Chamaraja Road, also known as Chamaraja Wodayar Road, is a road in Vadodara, India. It runs east from Lakshmi Vilas Palace at one end to Bhagat Singh Chowk at the other. Known as Maharshi Dayanand Saraswati Rajmarg (since 13 May 2015) or Rajmahal Road in the past, the road was renamed back to Chamaraja Road in 2017.

== History ==
This road was named after Chamaraja Wodayar by Sayajirao Gaekwad in 1888. Both then Yuvarajas were very good friends and Sayajirao Gaekwad named the road leading to the Palace through Gate-2 as Chamaraja Road. Similarly a road bordering Mysore Palace on east direction was named Sayajirao Road when Sayajirao Gaekwad visited Mysore in late 1893. During his visit, Sayajirao Gaekwad was inspired by the huge collection of rare manuscripts in Oriental Research Institute, Mysore and started a new Oriental Institute in Vadodara on 1 September 1927 in Central Library and later shifted to a dedicated campus near Palace. Now the Institute is affiliated to Maharaja Sayajirao University of Baroda. Another similarity between these stalwarts is both of them were adopted from Maharajas and went on to become the rulers of their Kingdom.
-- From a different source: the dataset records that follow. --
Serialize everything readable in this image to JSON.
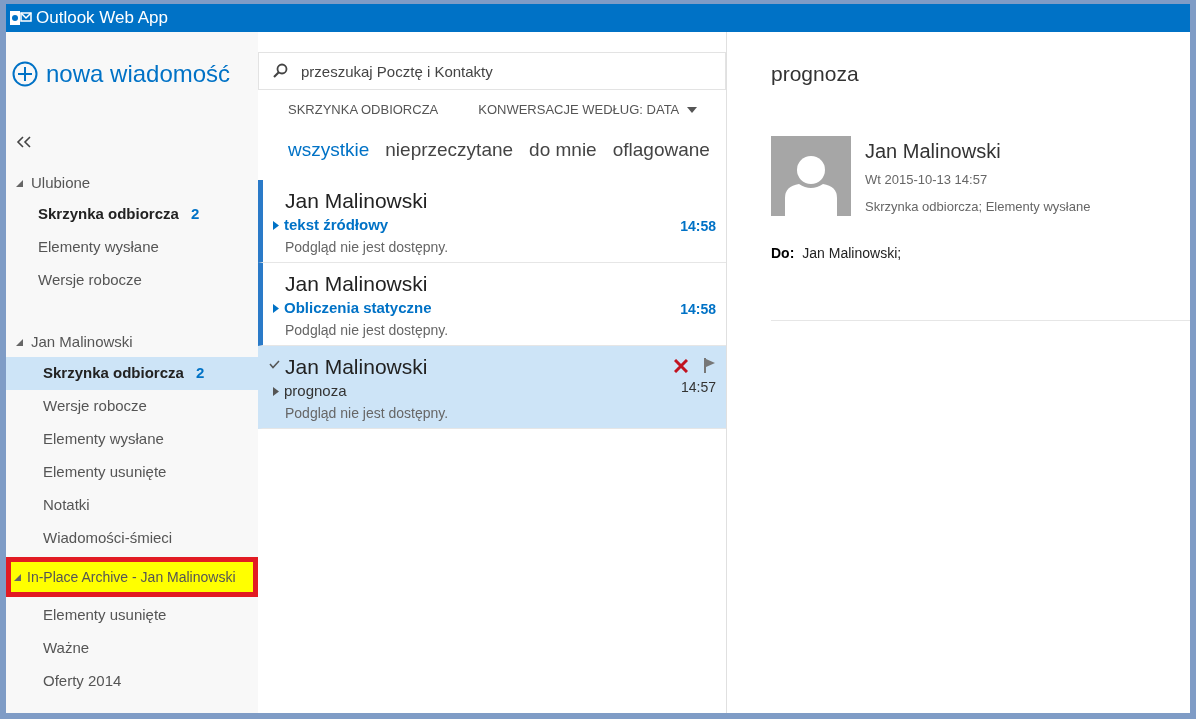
{
  "window": {
    "title": "Outlook Web App"
  },
  "new_message": {
    "label": "nowa wiadomość"
  },
  "search": {
    "placeholder": "przeszukaj Pocztę i Kontakty"
  },
  "list_header": {
    "folder": "SKRZYNKA ODBIORCZA",
    "sort": "KONWERSACJE WEDŁUG: DATA"
  },
  "filters": [
    {
      "label": "wszystkie",
      "selected": true
    },
    {
      "label": "nieprzeczytane",
      "selected": false
    },
    {
      "label": "do mnie",
      "selected": false
    },
    {
      "label": "oflagowane",
      "selected": false
    }
  ],
  "sidebar": {
    "groups": [
      {
        "label": "Ulubione",
        "expanded": true,
        "highlighted": false,
        "children": [
          {
            "label": "Skrzynka odbiorcza",
            "count": "2",
            "unread": true,
            "selected": false
          },
          {
            "label": "Elementy wysłane",
            "unread": false,
            "selected": false
          },
          {
            "label": "Wersje robocze",
            "unread": false,
            "selected": false
          }
        ]
      },
      {
        "label": "Jan Malinowski",
        "expanded": true,
        "highlighted": false,
        "children": [
          {
            "label": "Skrzynka odbiorcza",
            "count": "2",
            "unread": true,
            "selected": true
          },
          {
            "label": "Wersje robocze",
            "unread": false,
            "selected": false
          },
          {
            "label": "Elementy wysłane",
            "unread": false,
            "selected": false
          },
          {
            "label": "Elementy usunięte",
            "unread": false,
            "selected": false
          },
          {
            "label": "Notatki",
            "unread": false,
            "selected": false
          },
          {
            "label": "Wiadomości-śmieci",
            "unread": false,
            "selected": false
          }
        ]
      },
      {
        "label": "In-Place Archive - Jan Malinowski",
        "expanded": true,
        "highlighted": true,
        "children": [
          {
            "label": "Elementy usunięte",
            "unread": false,
            "selected": false
          },
          {
            "label": "Ważne",
            "unread": false,
            "selected": false
          },
          {
            "label": "Oferty 2014",
            "unread": false,
            "selected": false
          }
        ]
      }
    ]
  },
  "messages": [
    {
      "sender": "Jan Malinowski",
      "subject": "tekst źródłowy",
      "preview": "Podgląd nie jest dostępny.",
      "time": "14:58",
      "unread": true,
      "selected": false
    },
    {
      "sender": "Jan Malinowski",
      "subject": "Obliczenia statyczne",
      "preview": "Podgląd nie jest dostępny.",
      "time": "14:58",
      "unread": true,
      "selected": false
    },
    {
      "sender": "Jan Malinowski",
      "subject": "prognoza",
      "preview": "Podgląd nie jest dostępny.",
      "time": "14:57",
      "unread": false,
      "selected": true
    }
  ],
  "reading_pane": {
    "subject": "prognoza",
    "sender": "Jan Malinowski",
    "date": "Wt 2015-10-13 14:57",
    "folders": "Skrzynka odbiorcza; Elementy wysłane",
    "to_label": "Do:",
    "to": "Jan Malinowski;"
  }
}
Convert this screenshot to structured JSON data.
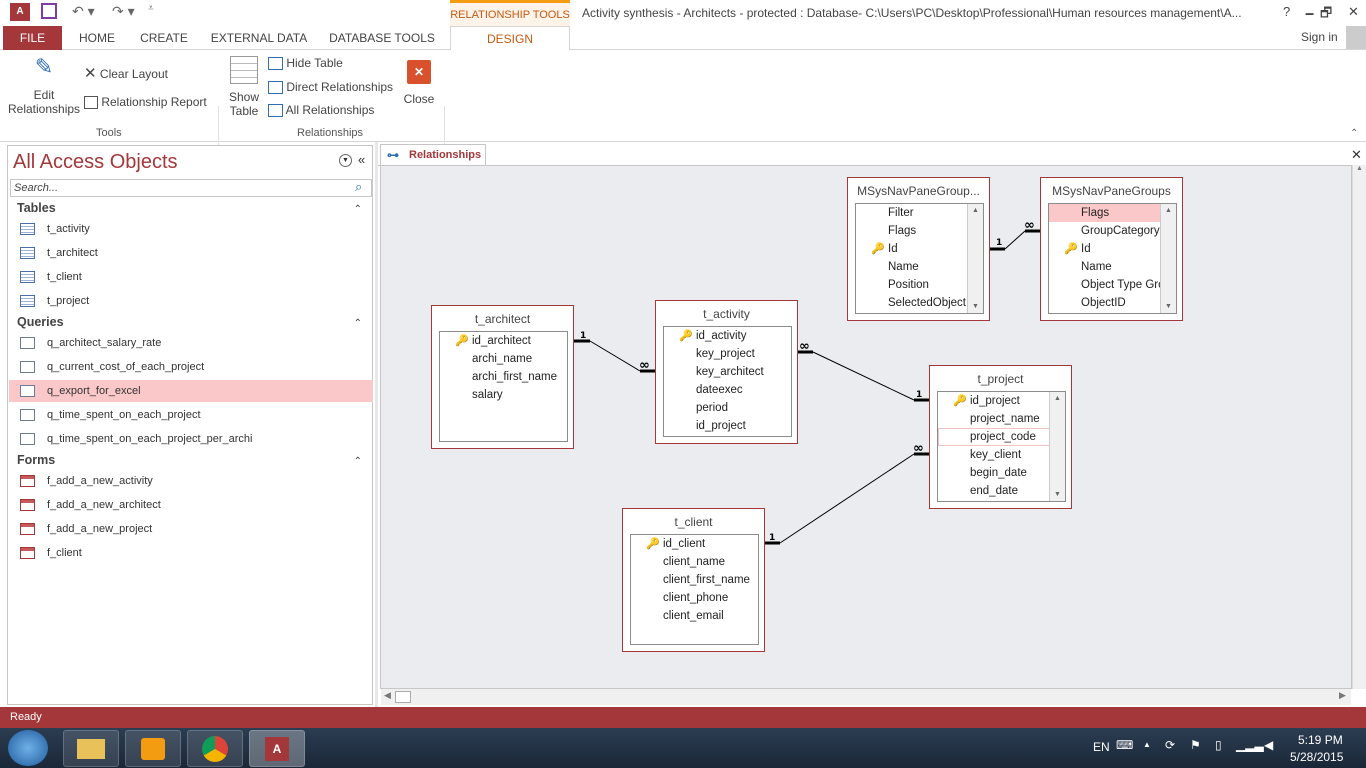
{
  "titlebar": {
    "title": "Activity synthesis - Architects - protected : Database- C:\\Users\\PC\\Desktop\\Professional\\Human resources management\\A...",
    "context_tab": "RELATIONSHIP TOOLS",
    "help": "?",
    "minimize": "🗕",
    "restore": "🗗",
    "close": "✕",
    "signin": "Sign in"
  },
  "tabs": [
    "FILE",
    "HOME",
    "CREATE",
    "EXTERNAL DATA",
    "DATABASE TOOLS",
    "DESIGN"
  ],
  "ribbon": {
    "edit_rel_1": "Edit",
    "edit_rel_2": "Relationships",
    "clear_layout": "Clear Layout",
    "rel_report": "Relationship Report",
    "group_tools": "Tools",
    "show_table_1": "Show",
    "show_table_2": "Table",
    "hide_table": "Hide Table",
    "direct_rel": "Direct Relationships",
    "all_rel": "All Relationships",
    "close": "Close",
    "group_relationships": "Relationships"
  },
  "nav": {
    "title": "All Access Objects",
    "search_placeholder": "Search...",
    "sections": [
      {
        "label": "Tables",
        "items": [
          "t_activity",
          "t_architect",
          "t_client",
          "t_project"
        ]
      },
      {
        "label": "Queries",
        "items": [
          "q_architect_salary_rate",
          "q_current_cost_of_each_project",
          "q_export_for_excel",
          "q_time_spent_on_each_project",
          "q_time_spent_on_each_project_per_archi"
        ]
      },
      {
        "label": "Forms",
        "items": [
          "f_add_a_new_activity",
          "f_add_a_new_architect",
          "f_add_a_new_project",
          "f_client"
        ]
      }
    ],
    "selected": "q_export_for_excel"
  },
  "document_tab": "Relationships",
  "tables": [
    {
      "name": "MSysNavPaneGroup...",
      "fields": [
        {
          "n": "Filter"
        },
        {
          "n": "Flags"
        },
        {
          "n": "Id",
          "key": true
        },
        {
          "n": "Name"
        },
        {
          "n": "Position"
        },
        {
          "n": "SelectedObjectI"
        }
      ],
      "scroll": true
    },
    {
      "name": "MSysNavPaneGroups",
      "fields": [
        {
          "n": "Flags",
          "hl": true
        },
        {
          "n": "GroupCategory"
        },
        {
          "n": "Id",
          "key": true
        },
        {
          "n": "Name"
        },
        {
          "n": "Object Type Gro"
        },
        {
          "n": "ObjectID"
        }
      ],
      "scroll": true
    },
    {
      "name": "t_architect",
      "fields": [
        {
          "n": "id_architect",
          "key": true
        },
        {
          "n": "archi_name"
        },
        {
          "n": "archi_first_name"
        },
        {
          "n": "salary"
        }
      ]
    },
    {
      "name": "t_activity",
      "fields": [
        {
          "n": "id_activity",
          "key": true
        },
        {
          "n": "key_project"
        },
        {
          "n": "key_architect"
        },
        {
          "n": "dateexec"
        },
        {
          "n": "period"
        },
        {
          "n": "id_project"
        }
      ]
    },
    {
      "name": "t_project",
      "fields": [
        {
          "n": "id_project",
          "key": true
        },
        {
          "n": "project_name"
        },
        {
          "n": "project_code",
          "outline": true
        },
        {
          "n": "key_client"
        },
        {
          "n": "begin_date"
        },
        {
          "n": "end_date"
        }
      ],
      "scroll": true
    },
    {
      "name": "t_client",
      "fields": [
        {
          "n": "id_client",
          "key": true
        },
        {
          "n": "client_name"
        },
        {
          "n": "client_first_name"
        },
        {
          "n": "client_phone"
        },
        {
          "n": "client_email"
        }
      ]
    }
  ],
  "relationships": [
    {
      "from": "MSysNavPaneGroup...",
      "to": "MSysNavPaneGroups",
      "one": "1",
      "many": "∞"
    },
    {
      "from": "t_architect",
      "to": "t_activity",
      "one": "1",
      "many": "∞"
    },
    {
      "from": "t_project",
      "to": "t_activity",
      "one": "1",
      "many": "∞"
    },
    {
      "from": "t_client",
      "to": "t_project",
      "one": "1",
      "many": "∞"
    }
  ],
  "status": "Ready",
  "tray": {
    "lang": "EN",
    "time": "5:19 PM",
    "date": "5/28/2015"
  },
  "colors": {
    "accent": "#a4373a",
    "context": "#c65a11",
    "selection": "#fbc8c9"
  }
}
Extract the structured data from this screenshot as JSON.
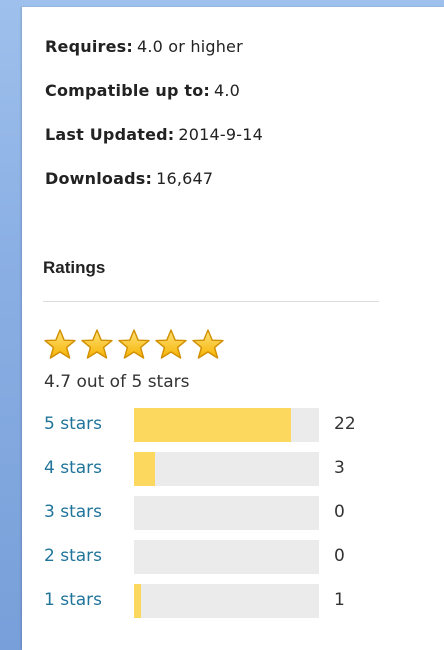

Chamaraja Road is also one of the busiest roads in the city and is lined on one side with retail stores, food outlets, restaurants and many more. It has many office buildings, shops and markets. It is also a home to many buildings and banks. Khanderao Market, which hosts the office of Vadodara Municipal Corporation and famous landmark in the city Kirti Stambh are located in this Road.